Julie began doing drugs at age 17. Before that, she and her parents had tried family therapy. “I had issues with eating disorders but therapy didn’t seem effective. I’m not sure that I was in a place where I was going to be receptive to it. I was a stubborn shitty teenager, you know.”
We asked if she began with pot and pills before escalating to injecting drugs. “No, I pretty much went straight to the hard stuff. I was…self-destructive. I smoked pot once, then did Ecstasy once, and then went right to heroin. I was dealing with some serious depression [and] wanted to be numb or dead. Heroin seemed to be a good vehicle for either.”

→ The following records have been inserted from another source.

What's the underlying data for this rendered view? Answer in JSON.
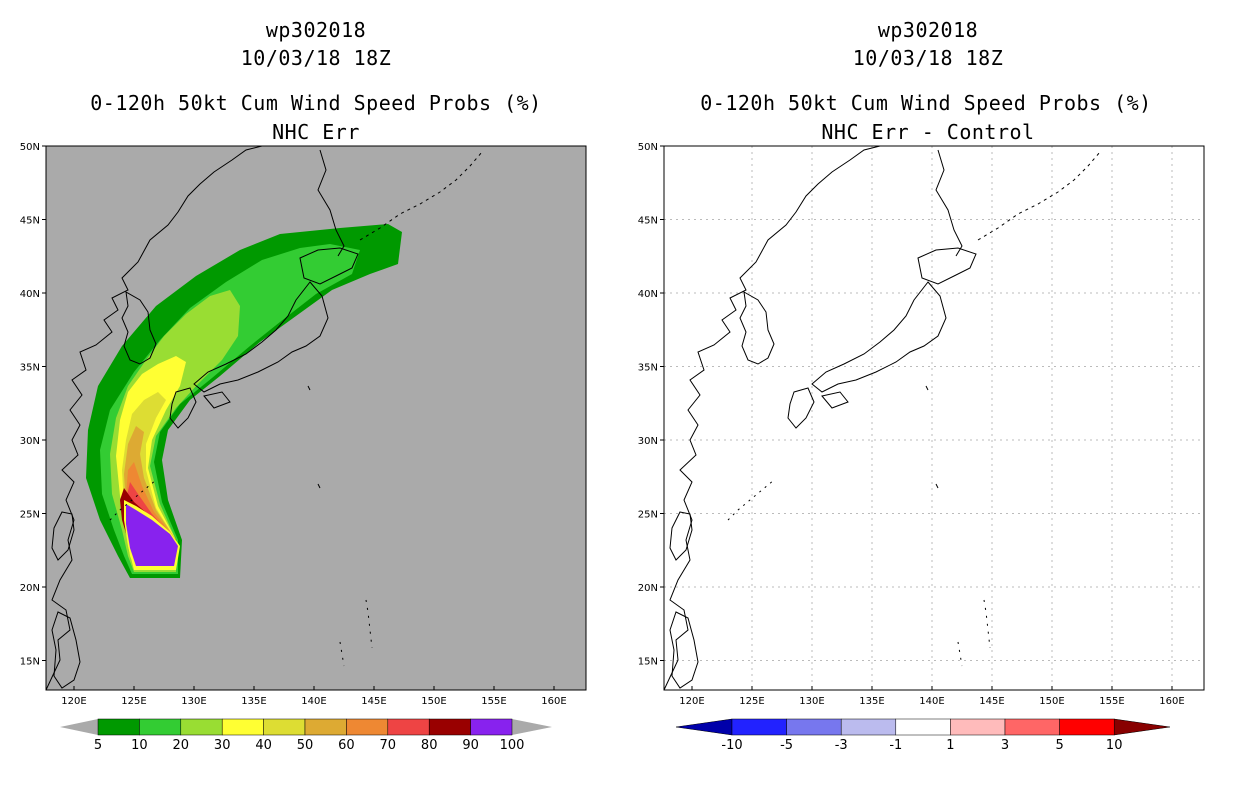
{
  "left_panel": {
    "storm_id": "wp302018",
    "datetime": "10/03/18 18Z",
    "title": "0-120h 50kt Cum Wind Speed Probs (%)",
    "subtitle": "NHC Err",
    "colorbar": {
      "labels": [
        "5",
        "10",
        "20",
        "30",
        "40",
        "50",
        "60",
        "70",
        "80",
        "90",
        "100"
      ],
      "colors": [
        "#009900",
        "#33cc33",
        "#99dd33",
        "#ffff33",
        "#dddd33",
        "#ddaa33",
        "#ee8833",
        "#ee4444",
        "#990000",
        "#8822ee"
      ]
    },
    "background_color": "#aaaaaa"
  },
  "right_panel": {
    "storm_id": "wp302018",
    "datetime": "10/03/18 18Z",
    "title": "0-120h 50kt Cum Wind Speed Probs (%)",
    "subtitle": "NHC Err - Control",
    "colorbar": {
      "labels": [
        "-10",
        "-5",
        "-3",
        "-1",
        "1",
        "3",
        "5",
        "10"
      ],
      "colors": [
        "#0000aa",
        "#2222ff",
        "#7777ee",
        "#bbbbee",
        "#ffffff",
        "#ffbbbb",
        "#ff6666",
        "#ff0000",
        "#880000"
      ]
    },
    "background_color": "#ffffff"
  },
  "axes": {
    "lon_labels": [
      "120E",
      "125E",
      "130E",
      "135E",
      "140E",
      "145E",
      "150E",
      "155E",
      "160E"
    ],
    "lat_labels": [
      "50N",
      "45N",
      "40N",
      "35N",
      "30N",
      "25N",
      "20N",
      "15N"
    ]
  }
}
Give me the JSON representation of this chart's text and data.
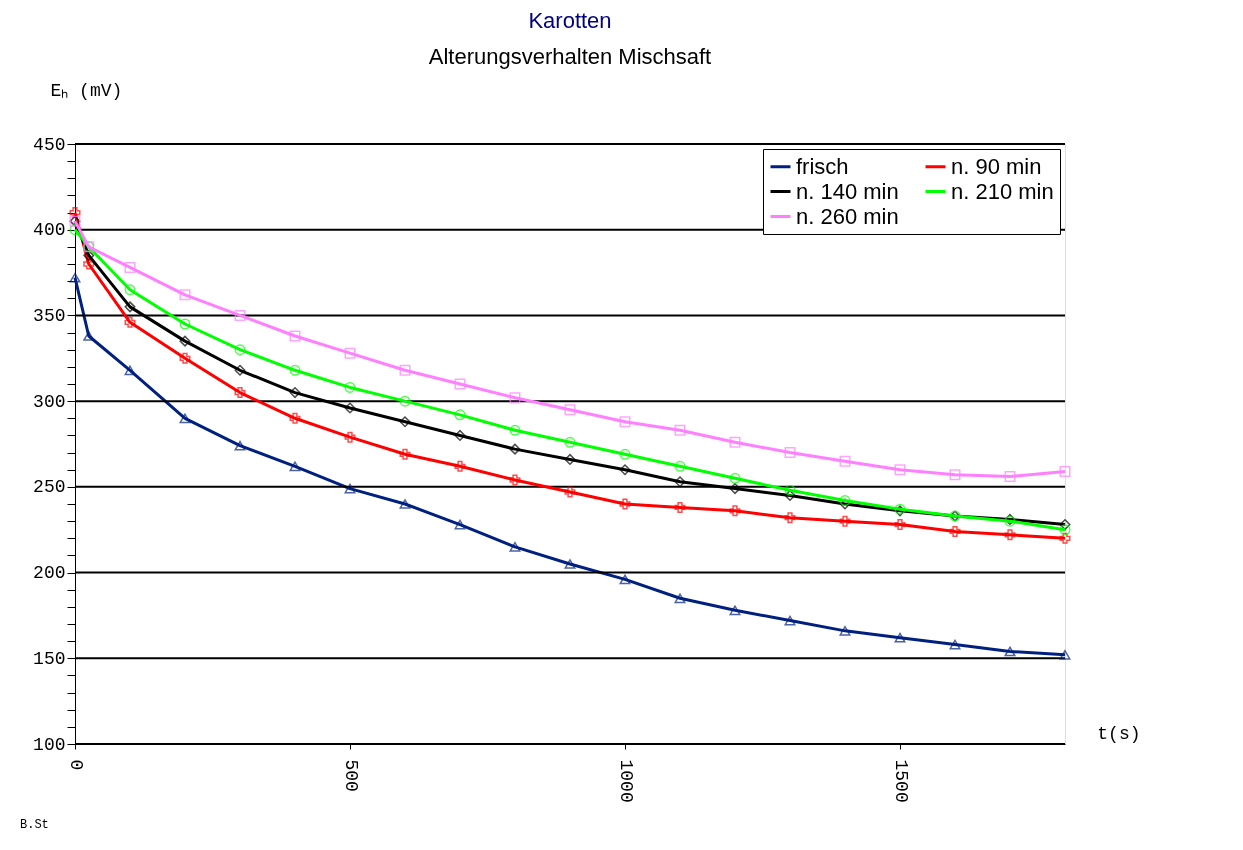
{
  "chart_data": {
    "type": "line",
    "title": "Karotten",
    "subtitle": "Alterungsverhalten Mischsaft",
    "xlabel": "t(s)",
    "ylabel": "Eₕ (mV)",
    "annotations": [
      "B.St"
    ],
    "xlim": [
      0,
      1800
    ],
    "xticks": [
      0,
      500,
      1000,
      1500
    ],
    "ylim": [
      100,
      450
    ],
    "yticks": [
      100,
      {
        "value": 110,
        "label": null
      },
      {
        "value": 120,
        "label": null
      },
      {
        "value": 130,
        "label": null
      },
      {
        "value": 140,
        "label": null
      },
      150,
      {
        "value": 160,
        "label": null
      },
      {
        "value": 170,
        "label": null
      },
      {
        "value": 180,
        "label": null
      },
      {
        "value": 190,
        "label": null
      },
      200,
      {
        "value": 210,
        "label": null
      },
      {
        "value": 220,
        "label": null
      },
      {
        "value": 230,
        "label": null
      },
      {
        "value": 240,
        "label": null
      },
      250,
      {
        "value": 260,
        "label": null
      },
      {
        "value": 270,
        "label": null
      },
      {
        "value": 280,
        "label": null
      },
      {
        "value": 290,
        "label": null
      },
      300,
      {
        "value": 310,
        "label": null
      },
      {
        "value": 320,
        "label": null
      },
      {
        "value": 330,
        "label": null
      },
      {
        "value": 340,
        "label": null
      },
      350,
      {
        "value": 360,
        "label": null
      },
      {
        "value": 370,
        "label": null
      },
      {
        "value": 380,
        "label": null
      },
      {
        "value": 390,
        "label": null
      },
      400,
      {
        "value": 410,
        "label": null
      },
      {
        "value": 420,
        "label": null
      },
      {
        "value": 430,
        "label": null
      },
      {
        "value": 440,
        "label": null
      },
      450
    ],
    "grid": "y",
    "legend": "top right",
    "line_style": "solid",
    "x": [
      0,
      25,
      100,
      200,
      300,
      400,
      500,
      600,
      700,
      800,
      900,
      1000,
      1100,
      1200,
      1300,
      1400,
      1500,
      1600,
      1700,
      1800
    ],
    "series": [
      {
        "name": "frisch",
        "color": "#002080",
        "marker": "triangle",
        "values": [
          372,
          338,
          318,
          290,
          274,
          262,
          249,
          240,
          228,
          215,
          205,
          196,
          185,
          178,
          172,
          166,
          162,
          158,
          154,
          152
        ]
      },
      {
        "name": "n. 90 min",
        "color": "#ff0000",
        "marker": "cross",
        "values": [
          410,
          380,
          346,
          325,
          305,
          290,
          279,
          269,
          262,
          254,
          247,
          240,
          238,
          236,
          232,
          230,
          228,
          224,
          222,
          220
        ]
      },
      {
        "name": "n. 140 min",
        "color": "#000000",
        "marker": "diamond",
        "values": [
          405,
          385,
          355,
          335,
          318,
          305,
          296,
          288,
          280,
          272,
          266,
          260,
          253,
          249,
          245,
          240,
          236,
          233,
          231,
          228
        ]
      },
      {
        "name": "n. 210 min",
        "color": "#00ff00",
        "marker": "circle",
        "values": [
          400,
          390,
          365,
          345,
          330,
          318,
          308,
          300,
          292,
          283,
          276,
          269,
          262,
          255,
          248,
          242,
          237,
          233,
          230,
          225
        ]
      },
      {
        "name": "n. 260 min",
        "color": "#ff80ff",
        "marker": "square",
        "values": [
          405,
          390,
          378,
          362,
          350,
          338,
          328,
          318,
          310,
          302,
          295,
          288,
          283,
          276,
          270,
          265,
          260,
          257,
          256,
          259
        ]
      }
    ]
  }
}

After going to a rehab, she was able to stay clean from age 18 to 19 but then she tried to commit suicide with an overdose of heroin. “I had such a high tolerance by then, it didn’t work. Another time I jumped off a bridge but still did not manage to succeed in killing myself.”
Julie said she went to a few AA meetings in jail, but prison was different. “People didn’t always show up. Prison can be a very difficult environment to have much in the way of 12-step support.”
She has stayed clean for her 11 years since prison. “In the beginning, I could’ve gone either way but I had a few moments of clarity. One was when the guy I was dating at the time was still using. He was visiting me and was noticeably high, doing and saying embarrassing and shitty things, and telling all the lies you tell as an addict. I was watching him doing this when I was sober, and looking at everything from that other side was one of the moments that made me realize I didn’t want to be that person anymore. I didn’t want to be the one putting people through this or embarrassing myself in that way.”
Regarding post-prison Julie said, “I was required by parole to do an outpatient program but that turned out to be counterproductive because I was in a new area and wouldn’t have known where to get drugs but I met people in that program who knew where to get them…. At that point, I was almost two years clean and was suddenly being drawn into that program with people who were only, like, two days clean. I did that for nine months then that was it.”
She said about 12-step meetings: “It’s not for me. I think there’s some principles of it that can benefit anyone who’s in recovery but it wasn’t a good fit. I don’t think that abstinence is the only approach, and it bothers me the closed-mindedness of the belief that it’s the only thing that works. I’m not trying to use, but I know people who decided to smoke pot and I don’t think that diminishes the fact that they are in a good place and they’re not doing heroin.”
Suboxone seems the obvious answer for assisting opiate addicts through withdrawal yet it remains elusive to most. According to The National Center on Addiction and Substance Abuse, “Each year federal, state and local governments spend close to $500 billion on addiction and substance abuse, but for every dollar that federal and state governments spend, only 2 cents goes to prevention and treatment.”